Apple took some heat last year regarding the lack of diversity among its emojis. It should not be surprising that this technology behemoth would be tone deaf when it comes to inclusion. Here is the evidence. There workforce representation breaks down as follows:
• White-64%.
• Asian-21%.
• Black-3%.
• Hispanic-6%
• Women-30%
• Men-70%.
Apple’s 8 member board of directors includes 7 white people and 1 woman who doubles as the only person of color.
Apple’s executive team consists of mostly white Generation X men who were just recently joined by an Asian American woman.
At the height of the outrage last year about Apple’s lack of lack of racial diversity of its emojis, a Dosomething.org petition was the major impetus in getting Apple’s attention. The social change organization called Apple out on its institutional bias. They pointed out that amid 800 emojis; only two resembled people of color. The remainder looked like a white boy, girl, man, woman, elderly man, elderly woman, blonde boy, and a blonde girl.
Let’s give Apple some credit for a changing their inclusion compass. Last week, the technology giant released a suite of 300 racially diverse emojis that included a feature that allow users to choose from 6 different skin tones based on the Fitzpatrick Scale, a numerical schematic for human skin color.
The celebration did not last very long. Here comes Clorox, a multinational Fortune 500 company and producer of cleaning products who posted a tweet that recommended bleaching Apple’s diverse emojis.
After being deluged with criticism in the social media space, Clorox issued the following statement. “We apologize to the many people who thought our tweet about the new emojis was insensitive. It was never our intention to offend. We did not mean for this to be taken as a specific reference to the diversity emojis – but we should have been more aware of the news around this. The tweet was meant to be light-hearted but it fell flat.”

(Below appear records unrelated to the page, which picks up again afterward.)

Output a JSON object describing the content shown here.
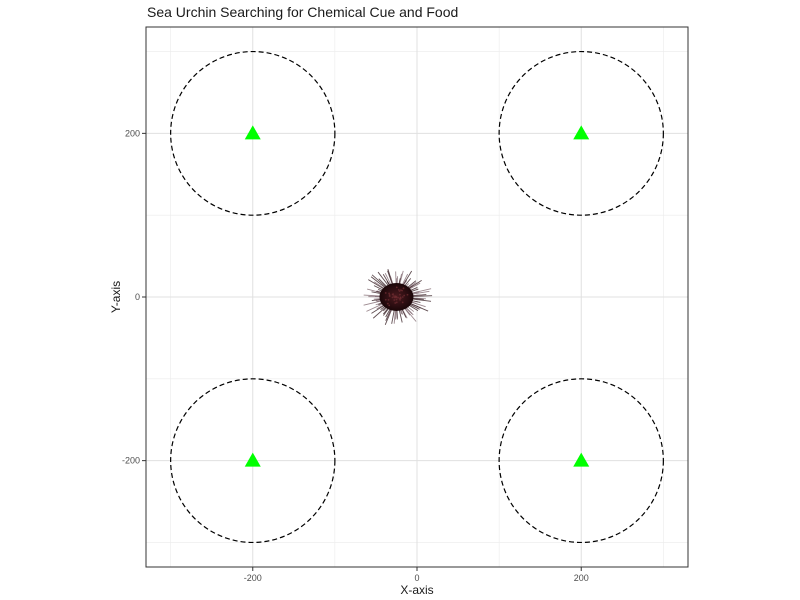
{
  "chart_data": {
    "type": "scatter",
    "title": "Sea Urchin Searching for Chemical Cue and Food",
    "xlabel": "X-axis",
    "ylabel": "Y-axis",
    "xlim": [
      -330,
      330
    ],
    "ylim": [
      -330,
      330
    ],
    "x_ticks": [
      -200,
      0,
      200
    ],
    "y_ticks": [
      -200,
      0,
      200
    ],
    "x_tick_labels": [
      "-200",
      "0",
      "200"
    ],
    "y_tick_labels": [
      "-200",
      "0",
      "200"
    ],
    "grid": true,
    "theme": "bw",
    "series": [
      {
        "kind": "food-target",
        "marker": "triangle",
        "color": "#00ff00",
        "points": [
          {
            "x": -200,
            "y": 200
          },
          {
            "x": 200,
            "y": 200
          },
          {
            "x": -200,
            "y": -200
          },
          {
            "x": 200,
            "y": -200
          }
        ]
      },
      {
        "kind": "chemical-cue-radius",
        "shape": "circle",
        "line_style": "dashed",
        "color": "#000000",
        "circles": [
          {
            "cx": -200,
            "cy": 200,
            "r": 100
          },
          {
            "cx": 200,
            "cy": 200,
            "r": 100
          },
          {
            "cx": -200,
            "cy": -200,
            "r": 100
          },
          {
            "cx": 200,
            "cy": -200,
            "r": 100
          }
        ]
      },
      {
        "kind": "sea-urchin",
        "marker": "urchin-image",
        "color": "#3a1418",
        "points": [
          {
            "x": -25,
            "y": 0
          }
        ]
      }
    ]
  }
}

Clorox’s response to its conscious bias is a frequent refrain heard by subordinate groups who are often the target of negative micro-messages from corporate America. It is shrouded in coded language that emphasizes the intention of their actions as opposed to the effect of their behavior. Their carefully worded response sounded like an excuse for their actions rather than a call to arms for reinventing themselves. They viewed this episode as a public relations disaster rather than an opportunity to get their inclusion house in order. Being clueless about bias is not a license to keep being biased.
Where were the Clorox filters for inclusion that could have caught this insult prior to its release? They obviously do not exist at Clorox which has an executive team that is 100% white.
What makes Clorox’s blunder more perplexing is their blindness to the inclusion missteps of Apple on the emojis issue that should have produced warning signals to approach this situation with sensitivity as opposed to humor.
It appears Clorox has a history of offending people. In 2006 and 2007, Clorox angered feminists when they aired a commercial that implied that laundry is a job only for women. Their 2002 slogan “Mama’s got the magic of Clorox” was lampooned for the same reasons.
Sadly, these types of offenses will continue because corporate America like the rest of America refuses to recognize and embrace differences people bring to the workplace and the marketplace. They live in this color blind galaxy where everyone is supposed to blend into the melting pot despite the fact that a tossed salad is more representative of our 21st century.
Unlike the Cloroxes of the world who want to bleach out the stains of diversity, let’s use the peroxide of inclusion to address the blemishes of bias as we navigate a white washed world.